In a retrospective study, Stein et al. examined the effects of
concurrent i.v. administration of sodium and/or ticarcillin disodium
(an antibiotic agent that contains 5.2 meq of sodium/g) in leukemic
patients receiving empiric amphotericin B (11). The
incidence of nephrotoxicity was significantly lower in patients receiving ticarcillin (18 g/day) than in patients not receiving adequate ticarcillin (defined as less than 18 g/day). There was also a
trend toward decreased nephrotoxicity in patients receiving i.v. sodium
at 154 meq/day. Stein et al. did note that the patients that
developed nephrotoxicity tended to be older and had higher baseline SCr
values, although gender, total dose of amphotericin B, and presence of
fungal infection were not related to the occurrence of nephrotoxicity.
Branch and colleagues conducted a retrospective study of 38 patients
receiving amphotericin B with (salt supplement group) or without
(no-salt group) ticarcillin disodium or any other form of i.v. sodium
(3). Patients in the no-salt-supplement group had a
significantly greater incidence of nephrotoxicity than the group that
received a daily i.v. sodium load in excess of 150 meq in the form of
ticarcillin (12% versus 67%, P = 0.0015). It was
noted that patients in the no-salt-supplement group were a much
healthier population, with 10 of 21 patients not having an underlying
malignancy. The authors concluded that the use of sodium
supplementation (e.g., i.v. saline and/or ticarcillin disodium) along
with avoidance of dehydration appears to be a safe and effective means
of decreasing the risk of nephrotoxicity associated with the
administration of amphotericin B. Despite these results, it is
difficult to draw conclusions from these inadequately controlled studies concerning the use of prophylactic sodium supplementation in
patients receiving amphotericin B therapy.
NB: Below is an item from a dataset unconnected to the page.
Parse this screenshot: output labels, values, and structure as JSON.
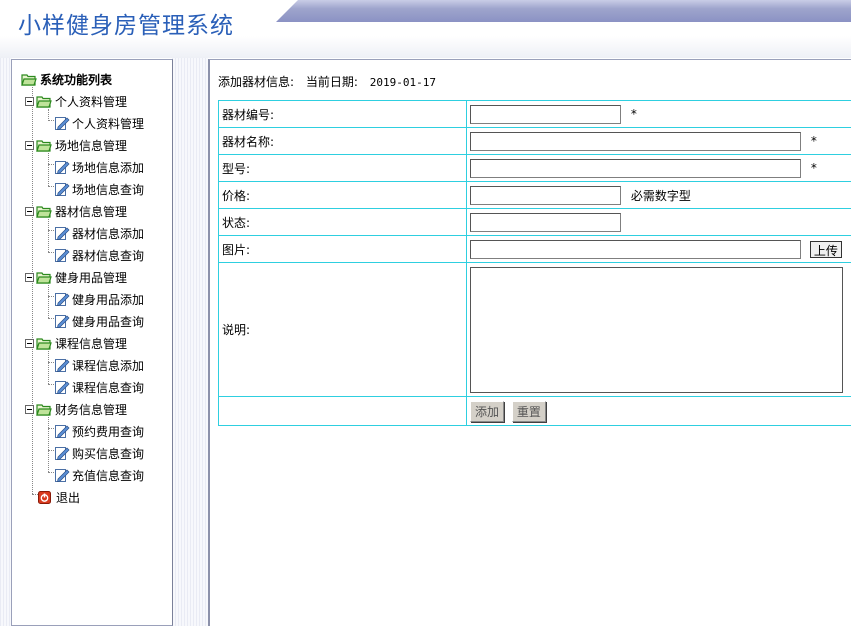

Dopamine, an endogenous catecholamine, when administered in low doses (3 µg/kg/min), selectively dilates the renal vasculature, induces natriuresis, and increases renal blood flow, glomerular filtration rate, and urine output (10). It is these properties that led us to investigate the potential role of dopamine in reducing the incidence, severity, and time to development of amphotericin B-induced nephrotoxicity.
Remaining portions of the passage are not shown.